A "biga" may be made in quantity and frozen for subsequent bread making. I make it in quantity, chill it overnight in the 'frig and then divide the dough into 6oz portions (a convenient amount for me) and store it, well-wrapped in plastic wrap, in the freezer. The day before I intend to make bread with the biga, I take a pkg and put it in the 'frig to defrost.

My recipe for "biga" comes from _The Italian Baker_ by Carol Field. The "bakers pecentage" for this is
> flour (I use AP flour) - 100%
> water 74%
> yeast .25%

for those who would like more complete instructions, please go to 
http://home.earthlink.net/~myjunketc/images/Bread/biga.jpg which gives her biga recipe complete with my comments in the margins.


----------



## Chief Longwind Of The North (Dec 11, 2004)

This sounds a lot like "Freindship Bread", so called because you take the starter and share it with a freind.  

Seeeeeya; Goodweed of the North


----------



## Chief Longwind Of The North (Dec 11, 2004)

This sounds a lot like "Freindship Bread", so called because you take the starter and share it with a freind.  

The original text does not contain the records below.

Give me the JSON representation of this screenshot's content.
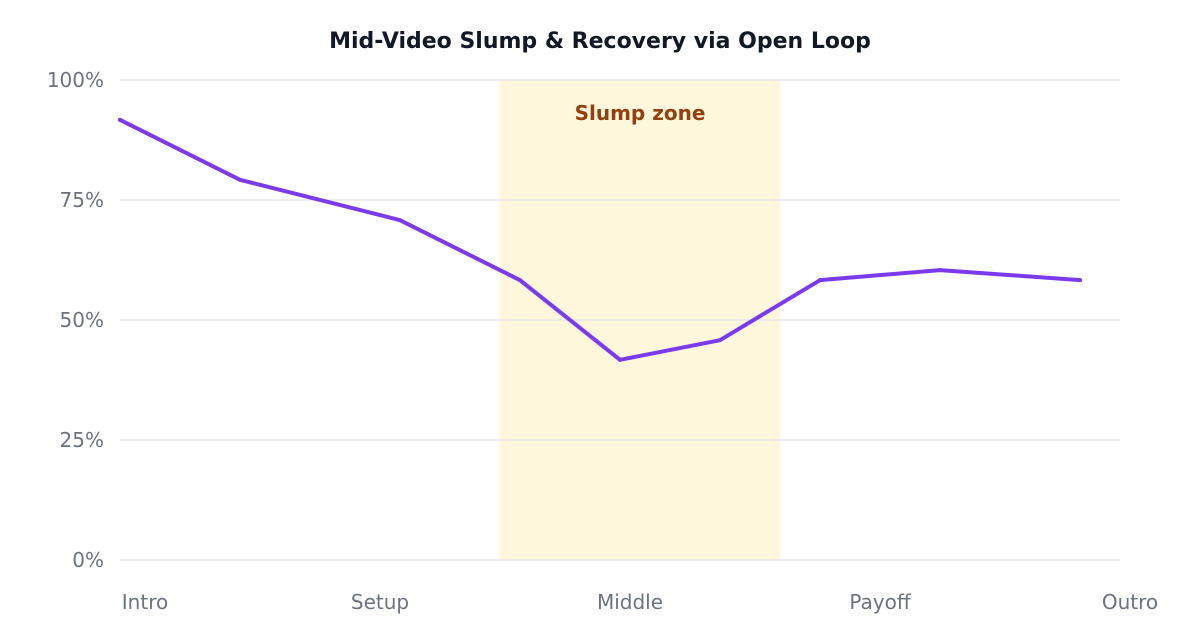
{
  "chart_data": {
    "type": "line",
    "title": "Mid-Video Slump & Recovery via Open Loop",
    "xlabel": "",
    "ylabel": "",
    "ylim": [
      0,
      100
    ],
    "yticks": [
      0,
      25,
      50,
      75,
      100
    ],
    "ytick_labels": [
      "0%",
      "25%",
      "50%",
      "75%",
      "100%"
    ],
    "xlim": [
      0,
      100
    ],
    "xticks": [
      {
        "label": "Intro",
        "x": 0
      },
      {
        "label": "Setup",
        "x": 25
      },
      {
        "label": "Middle",
        "x": 50
      },
      {
        "label": "Payoff",
        "x": 75
      },
      {
        "label": "Outro",
        "x": 100
      }
    ],
    "grid": true,
    "legend": "none",
    "series": [
      {
        "color": "#7c3aed",
        "points": [
          {
            "x": 0,
            "y": 91.7
          },
          {
            "x": 12,
            "y": 79.2
          },
          {
            "x": 28,
            "y": 70.8
          },
          {
            "x": 40,
            "y": 58.3
          },
          {
            "x": 50,
            "y": 41.7
          },
          {
            "x": 60,
            "y": 45.8
          },
          {
            "x": 70,
            "y": 58.3
          },
          {
            "x": 82,
            "y": 60.4
          },
          {
            "x": 96,
            "y": 58.3
          }
        ]
      }
    ],
    "annotations": [
      {
        "type": "shaded-region",
        "label": "Slump zone",
        "x_start": 38,
        "x_end": 66,
        "fill_color": "#fef7dc",
        "label_color": "#92400e"
      }
    ]
  }
}
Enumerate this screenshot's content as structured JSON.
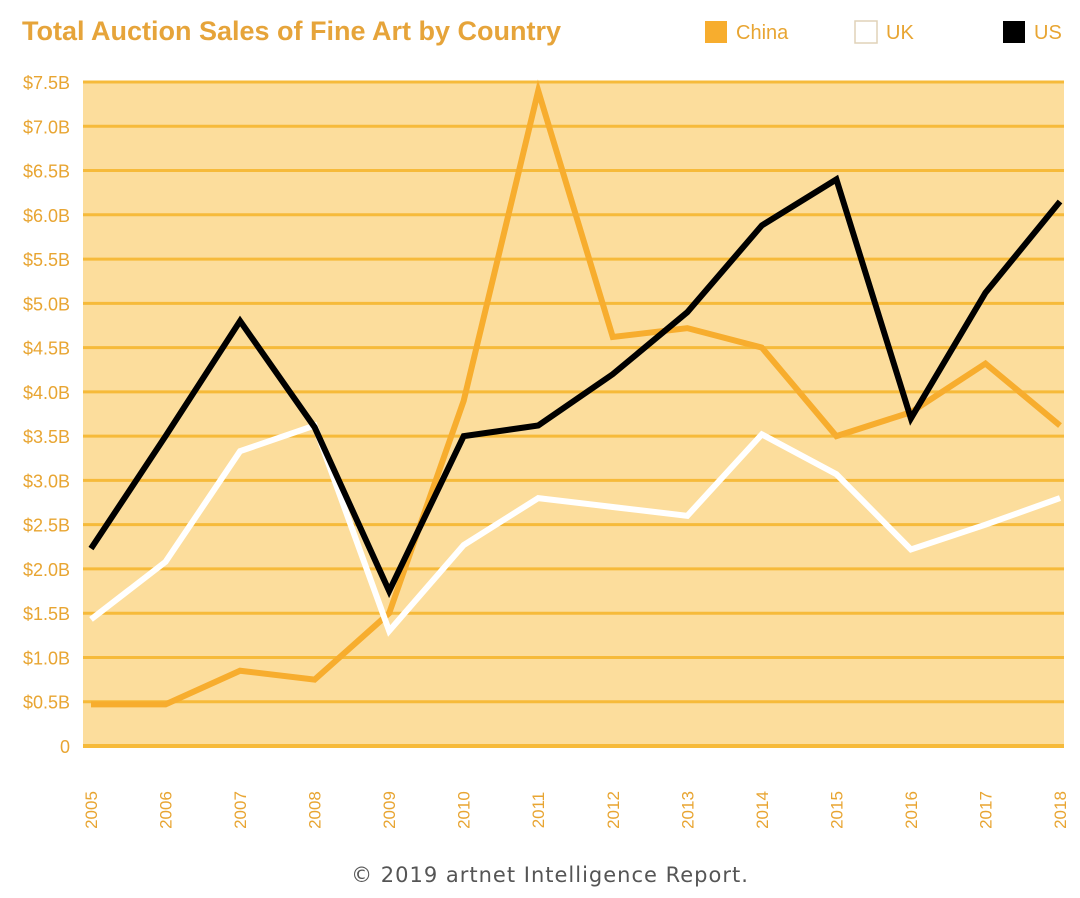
{
  "colors": {
    "title": "#E6A43A",
    "tick": "#E8A532",
    "plot_bg": "#FCDD9C",
    "grid": "#F6BA3A",
    "china": "#F7AD2E",
    "uk": "#FFFFFF",
    "us": "#000000",
    "footer": "#555555"
  },
  "chart_data": {
    "type": "line",
    "title": "Total Auction Sales of Fine Art by Country",
    "x": [
      "2005",
      "2006",
      "2007",
      "2008",
      "2009",
      "2010",
      "2011",
      "2012",
      "2013",
      "2014",
      "2015",
      "2016",
      "2017",
      "2018"
    ],
    "yticks": [
      "0",
      "$0.5B",
      "$1.0B",
      "$1.5B",
      "$2.0B",
      "$2.5B",
      "$3.0B",
      "$3.5B",
      "$4.0B",
      "$4.5B",
      "$5.0B",
      "$5.5B",
      "$6.0B",
      "$6.5B",
      "$7.0B",
      "$7.5B"
    ],
    "ylim": [
      0,
      7.5
    ],
    "ytick_step": 0.5,
    "grid": true,
    "legend_position": "top-right",
    "series": [
      {
        "name": "China",
        "values": [
          0.47,
          0.47,
          0.85,
          0.75,
          1.5,
          3.9,
          7.4,
          4.62,
          4.72,
          4.5,
          3.5,
          3.77,
          4.32,
          3.62
        ]
      },
      {
        "name": "UK",
        "values": [
          1.43,
          2.08,
          3.33,
          3.62,
          1.3,
          2.27,
          2.8,
          2.7,
          2.6,
          3.52,
          3.07,
          2.22,
          2.5,
          2.8
        ]
      },
      {
        "name": "US",
        "values": [
          2.23,
          3.5,
          4.8,
          3.6,
          1.75,
          3.5,
          3.62,
          4.2,
          4.9,
          5.88,
          6.4,
          3.7,
          5.12,
          6.15
        ]
      }
    ]
  },
  "footer": {
    "text": "© 2019 artnet Intelligence Report."
  }
}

Seeeeeya; Goodweed of the North


----------



## subfuscpersona (Dec 13, 2004)

Goodweed of the North said:
			
		

> This sounds a lot like "Freindship Bread", so called because you take the starter and share it with a freind.

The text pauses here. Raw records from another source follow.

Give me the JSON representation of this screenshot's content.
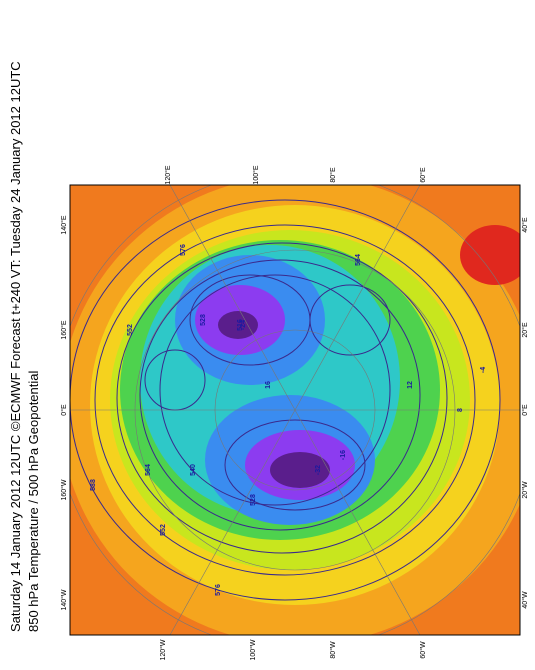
{
  "header": {
    "lines": [
      "Saturday 14 January 2012 12UTC ©ECMWF Forecast t+240 VT: Tuesday 24 January 2012 12UTC",
      "850 hPa Temperature / 500 hPa Geopotential"
    ]
  },
  "map": {
    "top_labels": [
      "120°E",
      "100°E",
      "80°E",
      "60°E"
    ],
    "bottom_labels": [
      "120°W",
      "100°W",
      "80°W",
      "60°W"
    ],
    "left_labels": [
      "140°E",
      "160°E",
      "0°E",
      "160°W",
      "140°W"
    ],
    "right_labels": [
      "40°E",
      "20°E",
      "0°E",
      "20°W",
      "40°W"
    ],
    "contour_labels": [
      "552",
      "576",
      "528",
      "516",
      "564",
      "540",
      "588",
      "12",
      "16",
      "-24",
      "-32",
      "8",
      "-4",
      "576",
      "552",
      "528",
      "-16",
      "564"
    ]
  }
}
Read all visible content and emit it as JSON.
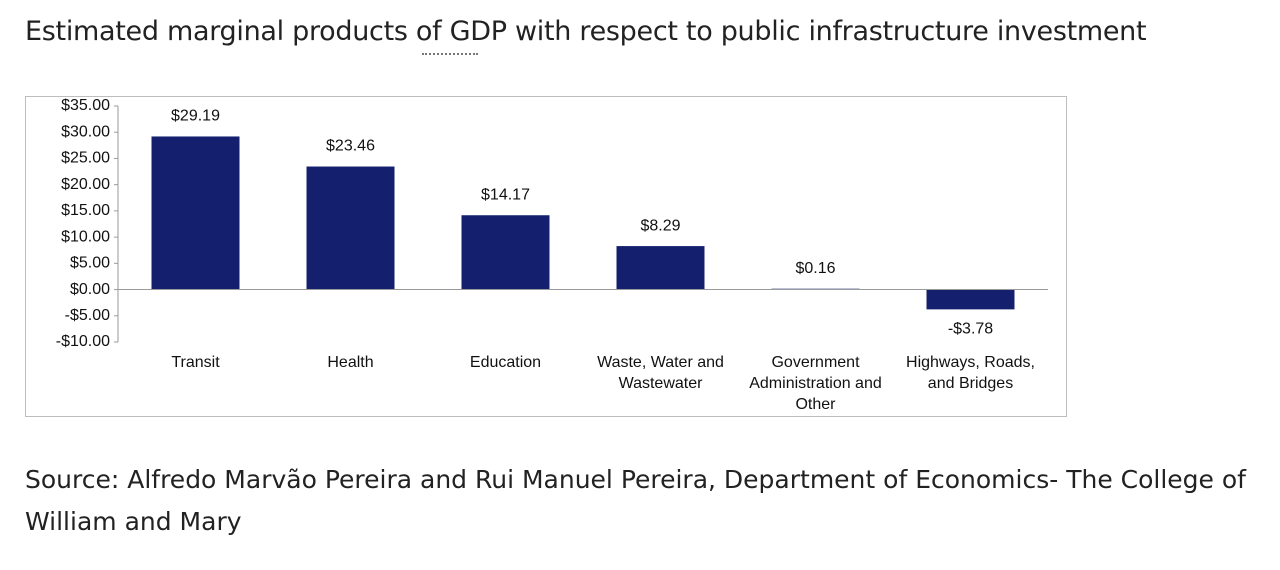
{
  "chart_data": {
    "type": "bar",
    "title": "Estimated marginal products of GDP with respect to public infrastructure investment",
    "categories": [
      "Transit",
      "Health",
      "Education",
      "Waste, Water and Wastewater",
      "Government Administration and Other",
      "Highways, Roads, and Bridges"
    ],
    "values": [
      29.19,
      23.46,
      14.17,
      8.29,
      0.16,
      -3.78
    ],
    "value_labels": [
      "$29.19",
      "$23.46",
      "$14.17",
      "$8.29",
      "$0.16",
      "-$3.78"
    ],
    "color": "#14206e",
    "ylim": [
      -10,
      35
    ],
    "yticks": [
      {
        "value": -10,
        "label": "-$10.00"
      },
      {
        "value": -5,
        "label": "-$5.00"
      },
      {
        "value": 0,
        "label": "$0.00"
      },
      {
        "value": 5,
        "label": "$5.00"
      },
      {
        "value": 10,
        "label": "$10.00"
      },
      {
        "value": 15,
        "label": "$15.00"
      },
      {
        "value": 20,
        "label": "$20.00"
      },
      {
        "value": 25,
        "label": "$25.00"
      },
      {
        "value": 30,
        "label": "$30.00"
      },
      {
        "value": 35,
        "label": "$35.00"
      }
    ],
    "source": "Source: Alfredo Marvão Pereira and Rui Manuel Pereira, Department of Economics- The College of William and Mary"
  }
}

This is not a starter in the classic sense that it must be maintained by periodic feedings.

I routinely kill any plant that appears in my home simply by benign neglect. True starters demand as much care as plants. Therefore, I am not a resource for maintaining a starter, Amish or otherwise. 

The link in my original post simply gives a recipe for a pre-fermented  bread dough that may be *made in quantity, frozen in suitable portions and then used as one ingredient in a subsequent bread recipe*. My experience is that a pre-fermented dough can be successfully frozen. Home bread makers who are used to using pre-fermented dough as part of a final bread recipe may find this (minor) point useful.

Once the craziness of the holidays has ebbed, I plan to post some bread recipes that use this starter as an ingredient.


----------



## subfuscpersona (Apr 24, 2007)

*Basic White Bread (or Rolls) with Biga*

 

For my recipe for white bread with biga (makes *either* 2 loaves or about 20 rolls) click here. The file is in Adobe Reader format and you're welcome to view, print and/or download it. Instructions are given for the biga and the final bread. Ingredients are given by weight (ounces and grams) and by volume and the bakers percentage is also given. The link includes detailed instructions and photos.

This recipe calls for 12 oz biga. I normally make a 3-pound batch of biga and freeze it in 12 oz packets. If you have frozen biga on hand, it makes it much simpler to make this bread (frozen biga will keep for about 6 months).

*for about 3 pounds Biga*
bread flour: 30.0 oz / 848.0 gm / ~ 6 cups + 4 tsp
water: 20.0 oz / 566 gm / ~ 2-1/2 cups
yeast : .1 oz / 3 gm / ~ 1 tsp Instant or ~ 1-1/4 tsp Active Dry


----------



## Mirandgl (Apr 24, 2007)

It sounds intriguing.  I am going to try this.  Your pictures make it look wonderful.  Our Dean of student development is a bread baker and I believe I have heard him mention the Biga style.  He has an outdoor/backyard brick oven specifically built for baking his bread.  Some of his famous bread was served in our faculty-staff dining room last week and I could have made a meal of the bread but it really complemented the Tuscan Style chicken that was served.


----------



## Aria (Apr 24, 2007)

If it works for you (Biga) fine.  I use grandulated yeast and have the same
results.  It is a matter of choice.  Your choice.


----------